Ruby — Hashes and Mutable Default Values

Ruby’s Hash object is an associative data structure used to store key-value pairs. Many languages have objects that serve a similar purpose: Python has dictionaries, JavaScript has Maps, Java has HashMaps, and so on. Ruby’s Hash object is pretty simple to use.

my_hash = {}
my_hash[0] = 'Hello!'
puts my_hash[0]
#=> Hello!

This works just fine. We can also change the value associated with a key that already exists in the hash.

my_hash[0] << "I've been mutated!"
puts my_hash[0]
#=> Hello! I've been mutated!

The [] operator is just syntactic sugar for the #[] method defined in the Hash class. Here is the description from the Ruby Docs:

hsh[key] → value

Retrieves the value object corresponding to the key object. If not found, returns the default value.

The last sentence in this description deserves a bit more explanation.

my_hash = {}
my_hash[:exists] = 0
my_hash[:exists] += 1
puts my_hash[:exists]
#=> 1
my_hash[:does_not_exist] += 1
#=> NoMethodError (undefined method `+' for nil:NilClass)

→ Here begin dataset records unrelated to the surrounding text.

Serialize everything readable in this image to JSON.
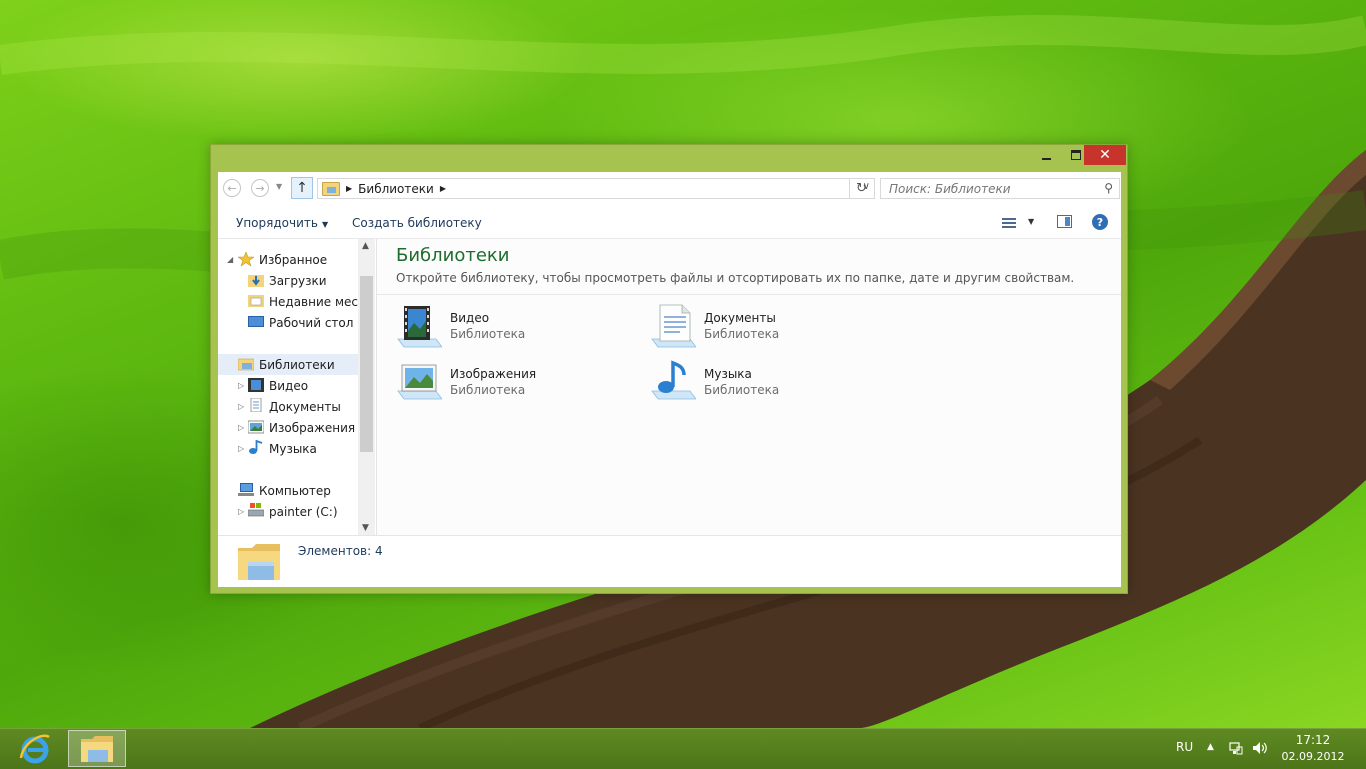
{
  "window": {
    "controls": {
      "minimize": "minimize",
      "maximize": "maximize",
      "close": "✕"
    }
  },
  "address_bar": {
    "breadcrumb": "Библиотеки",
    "search_placeholder": "Поиск: Библиотеки"
  },
  "commands": {
    "organize": "Упорядочить",
    "create_library": "Создать библиотеку"
  },
  "nav_pane": {
    "favorites": {
      "label": "Избранное",
      "items": [
        "Загрузки",
        "Недавние места",
        "Рабочий стол"
      ]
    },
    "libraries": {
      "label": "Библиотеки",
      "items": [
        "Видео",
        "Документы",
        "Изображения",
        "Музыка"
      ]
    },
    "computer": {
      "label": "Компьютер",
      "items": [
        "painter (C:)"
      ]
    }
  },
  "content": {
    "title": "Библиотеки",
    "description": "Откройте библиотеку, чтобы просмотреть файлы и отсортировать их по папке, дате и другим свойствам.",
    "libraries": [
      {
        "name": "Видео",
        "type": "Библиотека",
        "icon": "video-library-icon"
      },
      {
        "name": "Документы",
        "type": "Библиотека",
        "icon": "documents-library-icon"
      },
      {
        "name": "Изображения",
        "type": "Библиотека",
        "icon": "pictures-library-icon"
      },
      {
        "name": "Музыка",
        "type": "Библиотека",
        "icon": "music-library-icon"
      }
    ]
  },
  "details": {
    "item_count": "Элементов: 4"
  },
  "taskbar": {
    "language": "RU",
    "time": "17:12",
    "date": "02.09.2012"
  },
  "colors": {
    "window_frame": "#a7c34f",
    "close_button": "#c7342c",
    "title_green": "#1e6d2c",
    "taskbar": "#5f8a22"
  }
}
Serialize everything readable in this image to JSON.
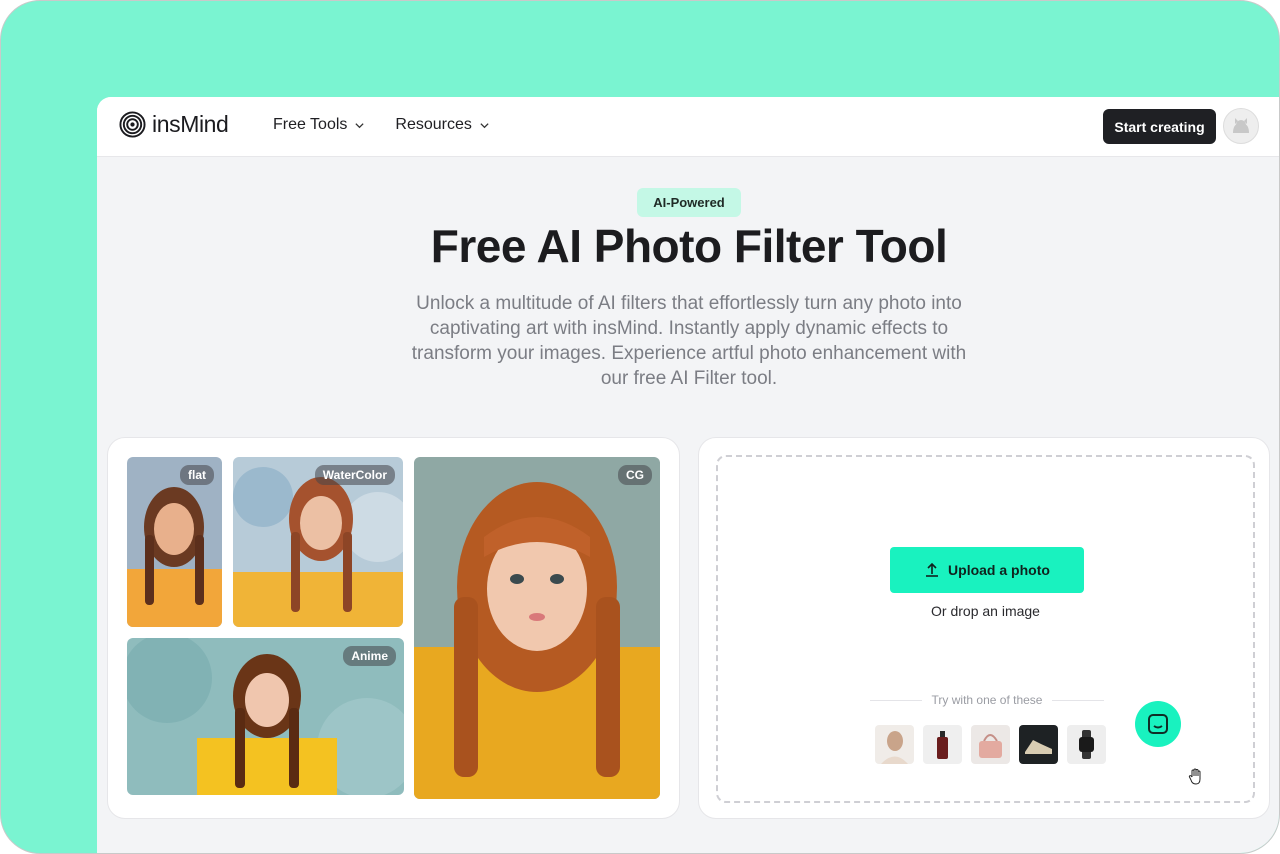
{
  "header": {
    "logo_text": "insMind",
    "nav": [
      {
        "label": "Free Tools"
      },
      {
        "label": "Resources"
      }
    ],
    "cta_label": "Start creating"
  },
  "hero": {
    "badge": "AI-Powered",
    "title": "Free AI Photo Filter Tool",
    "subtitle": "Unlock a multitude of AI filters that effortlessly turn any photo into captivating art with insMind. Instantly apply dynamic effects to transform your images. Experience artful photo enhancement with our free AI Filter tool."
  },
  "gallery": {
    "tags": [
      "flat",
      "WaterColor",
      "CG",
      "Anime"
    ]
  },
  "upload": {
    "button_label": "Upload a photo",
    "drop_text": "Or drop an image",
    "try_text": "Try with one of these",
    "samples": [
      "sample-portrait",
      "sample-bottle",
      "sample-handbag",
      "sample-shoe",
      "sample-watch"
    ]
  },
  "colors": {
    "accent": "#19f2bf",
    "frame": "#7af4d1",
    "dark": "#1f2024"
  }
}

Hashes have a default value, which is the value returned when accessing keys that do not exist in the hash. In the code above, we are attempting to access the key :does_not_exist and then call the #+ method on the value associated with that key. The error message tells us that there is no #+ method defined for the value that is returned by accessing this key. This is because hashes initialized using the code hash_name = {} will have their default value set to nil.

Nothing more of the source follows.